13 Replies Latest reply on Jul 21, 2009 8:30 AM by YoungWinston

    random number ....

    801443
      I want to generate a random number of type double in the range of 0 to 1.25 but the current function in java that is nextDouble() returns a double only in the range 0.0 to 1.0. How can i generate a random number beyond this range?
        • 1. Re: random number ....
          3004
          Multiply the results by1.25.
          • 2. Re: random number ....
            843789
            As a rough hack I was going to suggest the same.
            • 3. Re: random number ....
              EJP
              ;-)

              Rough compared to what?
              • 4. Re: random number ....
                801443
                Just on a side note i also figured out that the number 1.0d is exclusive in the random number result. But i want that to be included else it would generate random numbers exclusive of 1.0d and hence some of the cases in my application might not be touched at all.
                • 5. Re: random number ....
                  843789
                  ejp wrote:
                  ;-)

                  Rough compared to what?
                  I'm no math genius and I thought that maybe someone who is, would be able to provide a better solution.
                  • 6. Re: random number ....
                    EJP
                    Well it seems perfect to me, and I have a B.A. (Math).

                    @OP: multiply by 1.250001, or however many zeros you need.
                    • 7. Re: random number ....
                      843789
                      roaan wrote:
                      Just on a side note i also figured out that the number 1.0d is exclusive in the random number result. But i want that to be included else it would generate random numbers exclusive of 1.0d and hence some of the cases in my application might not be touched at all.
                      If you are doing something like:
                      if(randomNumber == 1.0) {
                          ....
                      }
                      //etc
                      then I suggest using a different approach. Due to how floating point numbers are implemented you may found that condition never be true. Maybe you could generate an int in a comparable range instead.
                      • 8. Re: random number ....
                        843789
                        ejp wrote:
                        Well it seems perfect to me, and I have a B.A. (Math).

                        @OP: multiply by 1.250001, or however many zeros you need.
                        OK. I was just concerned that a number like 0.00000000000000000000000000000000001 would never be generated.
                        • 9. Re: random number ....
                          EJP
                          Fair enough but I would guess the OP only needs two decimal places ...
                          • 10. Re: random number ....
                            801443
                            >
                            If you are doing something like:

                            if(randomNumber == 1.0) {
                            ....
                            }
                            //etc


                            then I suggest using a different approach. Due to how floating point numbers are implemented you may found that condition never be true.
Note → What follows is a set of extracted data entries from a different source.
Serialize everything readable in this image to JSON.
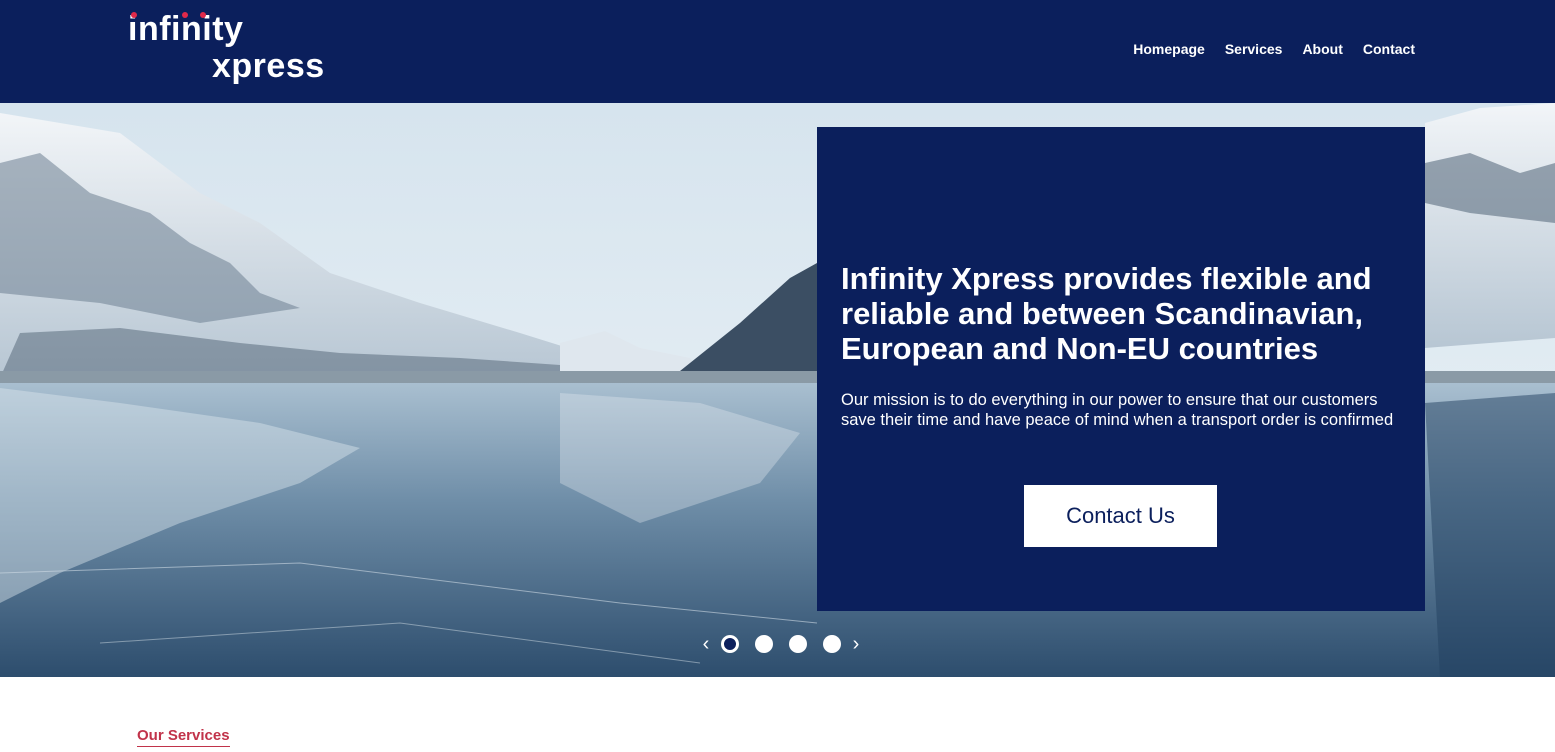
{
  "brand": {
    "logo_line1": "infinity",
    "logo_line2": "xpress",
    "colors": {
      "primary": "#0b1f5c",
      "accent": "#c1334a",
      "logo_dot": "#e0294a"
    }
  },
  "nav": {
    "items": [
      {
        "label": "Homepage"
      },
      {
        "label": "Services"
      },
      {
        "label": "About"
      },
      {
        "label": "Contact"
      }
    ]
  },
  "hero": {
    "title": "Infinity Xpress provides flexible and reliable and between Scandinavian, European and Non-EU countries",
    "subtitle": "Our mission is to do everything in our power to ensure that our customers save their time and have peace of mind when a transport order is confirmed",
    "cta_label": "Contact Us",
    "carousel": {
      "prev_icon": "chevron-left-icon",
      "next_icon": "chevron-right-icon",
      "slides": 4,
      "active_slide": 1
    }
  },
  "services": {
    "heading": "Our Services"
  }
}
Maybe you could generate an int in a comparable range instead.
                            >

                            I am not following this method of comparison but i have different intervals which would be called if the random number is at extreme case of 1.25 so i think what the above post suggested of multiplying it by 1.250000001 should work out in this scenario as well.
                            • 11. Re: random number ....
                              796365
                              Note that if you generate random doubles you will create numbers like this:

                              0.6787759359406641
                              0.9071493283285994
                              0.06185697703958071
                              0.49053292966982065
                              0.9962640326621838
                              0.10773559293402624

                              Also, Java's standard methods exclude the upper limit value of one [1.] from the generated values, as you noted.

                              If full decimal doubles like above are what's wanted, and you can exclude the lower limit of zero from the generated values, subtract the generated value from one. This will result in a range that excludes zero and includes one.

                              If you want, say, 2-digit decimals from 0 (inclusive) to 1.25 (inclusive), then do as flounder suggested and use ints. Using Random.nextInt(126) divided by 100 and rounded to 2 decimal places should produce that result.

                              Alternatively, there are 3rd-party libs that are inclusive of both end points of a random double range. Se, for example,
                              [https://uncommons-maths.dev.java.net/nonav/api/org/uncommons/maths/random/Probability.html]
                              • 12. Re: random number ....
                                801443
                                @all

                                Thanks!!!!!!!!! I have this resolved now.
                                • 13. Re: random number ....
                                  YoungWinston
                                  roaan wrote:
                                  I am not following this method of comparison but i have different intervals which would be called if the random number is at extreme case of 1.25 so i think what the above post suggested of multiplying it by 1.250000001 should work out in this scenario as well.
                                  Be careful you're not skewing the result with your multiplier, especially if you're rounding as well.

                                  Winston